The assertion by former Liverpool striker John Aldridge that Roy Hodgson faces the toughest challenge of any incoming Anfield manager since Bill Shankly – who arrived in 1959 to a club in the bottom half of the old Second Division, with a crumbling stadium, poor training facilities, a sub-standard playing staff recently knocked out of the FA Cup by non-league Worcester City – sounded like hyperbole. It was actually an understatement.

The stadium is intact, though not a place Liverpool want to be as they survey a business plan with projections of millions more in match-day revenues from a new purpose built facility. Hodgson's job is to prevent Liverpool sliding down among the also-rans for as long as it takes his board to find the financial salvation of a new owner, to build the stadium and provide a serviceable transfer budget.

The big imponderable is whether he will have his three prime players – each now weighing up his options – along for the rocky ride. Steven Gerrard gave Hodgson's appointment his tacit approval when told of it last week, though that does not mean he will be staying. Gerrard is in two minds about whether finally to break his ties. If he stays, he will throw everything into the effort. If he goes – and there has been no bid from Jose Mourinho's Real Madrid just yet – then it will only be after the same soul-searching we witnessed when Mourinho's Chelsea came calling five summers back. Hodgson's most vital task is to convince Gerrard there is something to stay for.
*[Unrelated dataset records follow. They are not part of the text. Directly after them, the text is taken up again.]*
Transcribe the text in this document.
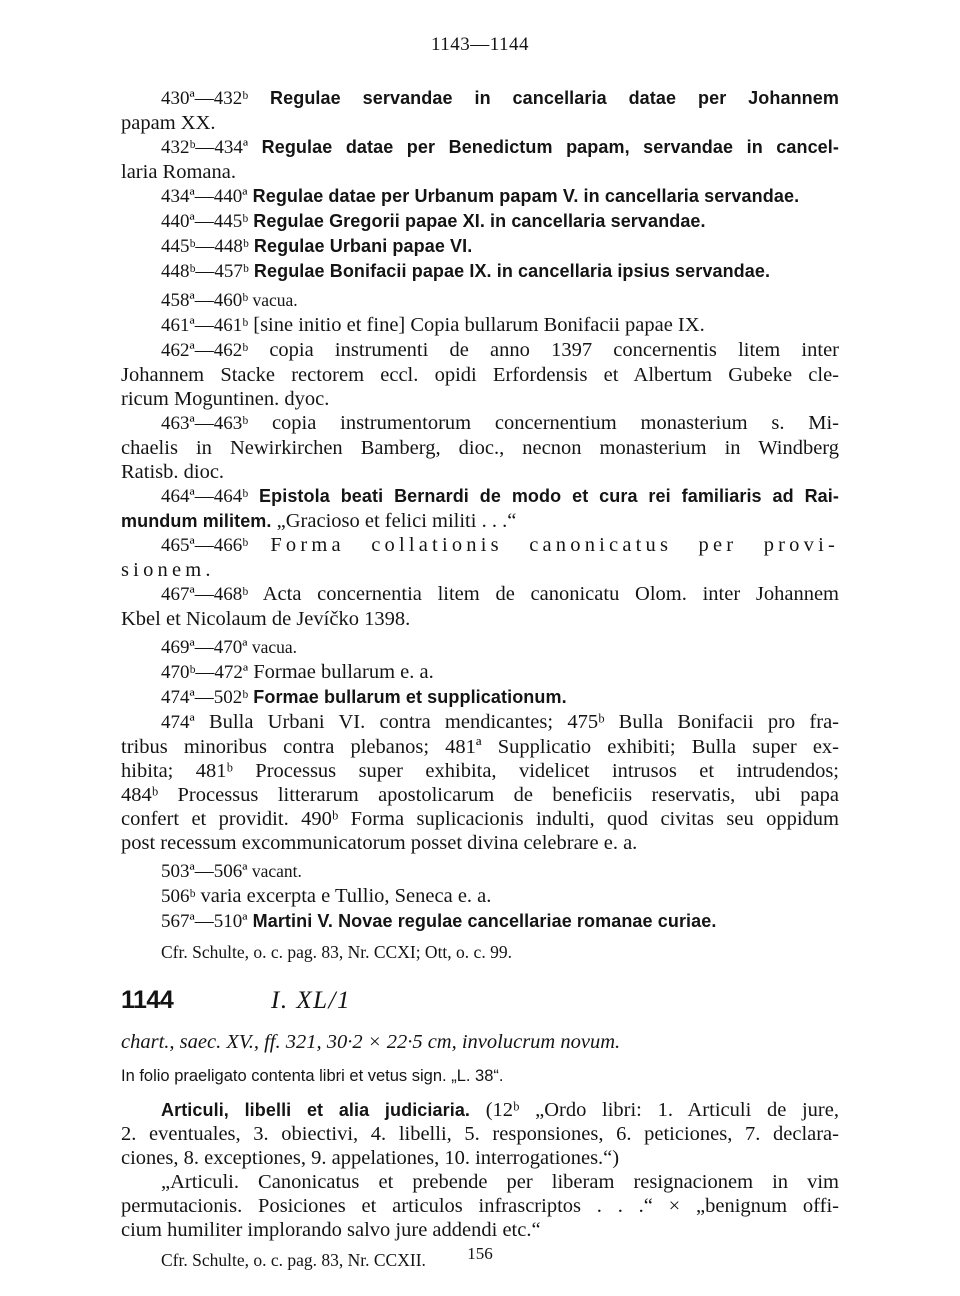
1143—1144
430ª—432ᵇ Regulae servandae in cancellaria datae per Johannem
papam XX.
432ᵇ—434ª Regulae datae per Benedictum papam, servandae in cancel-
laria Romana.
434ª—440ª Regulae datae per Urbanum papam V. in cancellaria servandae.
440ª—445ᵇ Regulae Gregorii papae XI. in cancellaria servandae.
445ᵇ—448ᵇ Regulae Urbani papae VI.
448ᵇ—457ᵇ Regulae Bonifacii papae IX. in cancellaria ipsius servandae.
458ª—460ᵇ vacua.
461ª—461ᵇ [sine initio et fine] Copia bullarum Bonifacii papae IX.
462ª—462ᵇ copia instrumenti de anno 1397 concernentis litem inter
Johannem Stacke rectorem eccl. opidi Erfordensis et Albertum Gubeke cle-
ricum Moguntinen. dyoc.
463ª—463ᵇ copia instrumentorum concernentium monasterium s. Mi-
chaelis in Newirkirchen Bamberg, dioc., necnon monasterium in Windberg
Ratisb. dioc.
464ª—464ᵇ Epistola beati Bernardi de modo et cura rei familiaris ad Rai-
mundum militem. „Gracioso et felici militi . . .“
465ª—466ᵇ Forma collationis canonicatus per provi-
sionem.
467ª—468ᵇ Acta concernentia litem de canonicatu Olom. inter Johannem
Kbel et Nicolaum de Jevíčko 1398.
469ª—470ª vacua.
470ᵇ—472ª Formae bullarum e. a.
474ª—502ᵇ Formae bullarum et supplicationum.
474ª Bulla Urbani VI. contra mendicantes; 475ᵇ Bulla Bonifacii pro fra-
tribus minoribus contra plebanos; 481ª Supplicatio exhibiti; Bulla super ex-
hibita; 481ᵇ Processus super exhibita, videlicet intrusos et intrudendos;
484ᵇ Processus litterarum apostolicarum de beneficiis reservatis, ubi papa
confert et providit. 490ᵇ Forma suplicacionis indulti, quod civitas seu oppidum
post recessum excommunicatorum posset divina celebrare e. a.
503ª—506ª vacant.
506ᵇ varia excerpta e Tullio, Seneca e. a.
567ª—510ª Martini V. Novae regulae cancellariae romanae curiae.
Cfr. Schulte, o. c. pag. 83, Nr. CCXI; Ott, o. c. 99.
1144	I. XL/1
chart., saec. XV., ff. 321, 30·2 × 22·5 cm, involucrum novum.
In folio praeligato contenta libri et vetus sign. „L. 38“.
Articuli, libelli et alia judiciaria. (12ᵇ „Ordo libri: 1. Articuli de jure,
2. eventuales, 3. obiectivi, 4. libelli, 5. responsiones, 6. peticiones, 7. declara-
ciones, 8. exceptiones, 9. appelationes, 10. interrogationes.“)
„Articuli. Canonicatus et prebende per liberam resignacionem in vim
permutacionis. Posiciones et articulos infrascriptos . . .“ × „benignum offi-
cium humiliter implorando salvo jure addendi etc.“
Cfr. Schulte, o. c. pag. 83, Nr. CCXII.	156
He may have to give up on Javier Mascherano, who seems to want out, and there are good grounds to say he should not flog himself coaxing Fernando Torres, either. Torres has been in a stew about Liverpool for so long that you wonder whether, if he stays, he can apply himself to the task ahead like Gerrard. Any club meeting a £50m valuation would be paying more than the value Torres has offered in the past injury-plagued season, compounded by a poor World Cup. Manchester City may be the only one willing to make that investment. David Silva's eye-catching move to City might persuade Torres that he should join him. Torres to City looks far more of a prospect than it did when Roberto Mancini publicly declared his appreciation of him, two months ago.

The payout would give Hodgson the chance to invest on the wide players and left-back that Liverpool need, though if Torres stays Hodgson may have even less to spend than the £20m he was assigned by Jack Walker to invest at Blackburn Rovers 12 years ago. Either way, he will need the eye for a bargain which saw him sign Brede Hangeland relatively cheaply and turn him into a commanding Premier League defender; the ability to revive new life out of players who seem to be heading over the hill, to which Danny Murphy, once of Liverpool, Damien Duff, Zoltan Gera and Bobby Zamora stand testament.

He will also need the temperament to handle the ownership of owners Tom Hicks and George Gillett, whose £500m demands for a club worth nearer £300m is crippling it; and the nerve to deal with Liverpool fans' eternally huge expectations at a time when the club is being financially eclipsed. Hodgson's appointment today will coincide with Manchester City announcing signings to take their summer outlay to over £60m. This is Anfield. A place far more forbidding today than the one Shankly ever found.